Resilience Re Ltd. (Series 1912A) - Full details

The latest private catastrophe bond issuance from the Resilience Re Ltd. platform, an $88 million single tranche of Series 1912A zero coupon notes have been issued through the cat bond lite platform owned and operated by broker Willis Towers Watson.

A single $88 million tranche of Series 1912A notes structured as zero coupon has been issued by special purpose insurer (SPI) Resilience Re Ltd., providing a sponsor with fully collateralized property catastrophe reinsurance coverage and investors with access to the risks in a securitised form, with secondary liquidity features.

The $88 million of zero coupon notes are due for maturity as of January 8th 2021, so this transaction could provide two years of reinsurance or retrocession cover for the cedent.

The $88 million of notes issued by Resilience Re Ltd. have been privately placed with qualified investors and then listed on the BSX as Section V – Insurance Related Securities.

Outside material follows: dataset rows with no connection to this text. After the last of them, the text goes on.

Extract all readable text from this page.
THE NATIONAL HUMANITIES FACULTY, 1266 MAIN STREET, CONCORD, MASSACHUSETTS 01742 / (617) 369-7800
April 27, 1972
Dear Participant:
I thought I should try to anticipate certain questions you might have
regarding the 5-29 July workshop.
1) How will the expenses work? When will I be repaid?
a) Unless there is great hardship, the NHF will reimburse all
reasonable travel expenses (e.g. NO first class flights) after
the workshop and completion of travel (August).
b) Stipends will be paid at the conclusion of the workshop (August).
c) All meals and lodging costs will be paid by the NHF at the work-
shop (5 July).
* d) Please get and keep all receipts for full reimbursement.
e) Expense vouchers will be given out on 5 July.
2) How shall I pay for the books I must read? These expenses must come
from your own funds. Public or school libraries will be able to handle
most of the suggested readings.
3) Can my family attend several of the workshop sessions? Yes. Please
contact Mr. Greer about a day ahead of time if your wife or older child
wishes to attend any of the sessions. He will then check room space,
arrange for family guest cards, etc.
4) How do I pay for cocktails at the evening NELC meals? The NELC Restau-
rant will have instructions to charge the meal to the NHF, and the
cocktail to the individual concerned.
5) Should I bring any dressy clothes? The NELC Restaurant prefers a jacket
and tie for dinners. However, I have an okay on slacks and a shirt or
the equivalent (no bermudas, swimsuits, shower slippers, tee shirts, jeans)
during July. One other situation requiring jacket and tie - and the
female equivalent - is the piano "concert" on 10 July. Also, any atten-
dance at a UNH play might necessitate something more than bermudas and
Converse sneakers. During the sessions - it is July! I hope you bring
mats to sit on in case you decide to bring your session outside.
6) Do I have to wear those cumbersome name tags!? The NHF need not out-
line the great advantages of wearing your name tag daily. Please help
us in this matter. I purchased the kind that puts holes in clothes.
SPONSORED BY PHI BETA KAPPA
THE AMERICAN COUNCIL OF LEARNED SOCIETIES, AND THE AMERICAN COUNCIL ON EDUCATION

Details are scarce, as ever with this latest private Resilience Re cat bond, but we assume the sponsor is benefitting from efficient access to collateralized reinsurance or retrocession cover from the capital markets for losses from certain property catastrophe reinsurance exposures, while the investor is benefiting from an asset that meets a more liquid investment mandate.

Willis Towers Watson Securities will have provided the service roles of lead structuring agent and bookrunner for this private cat bond, enabling the sponsor and investors to transact, transforming a reinsurance arrangement into a securitised cat bond note with secondary liquidity also a possibility.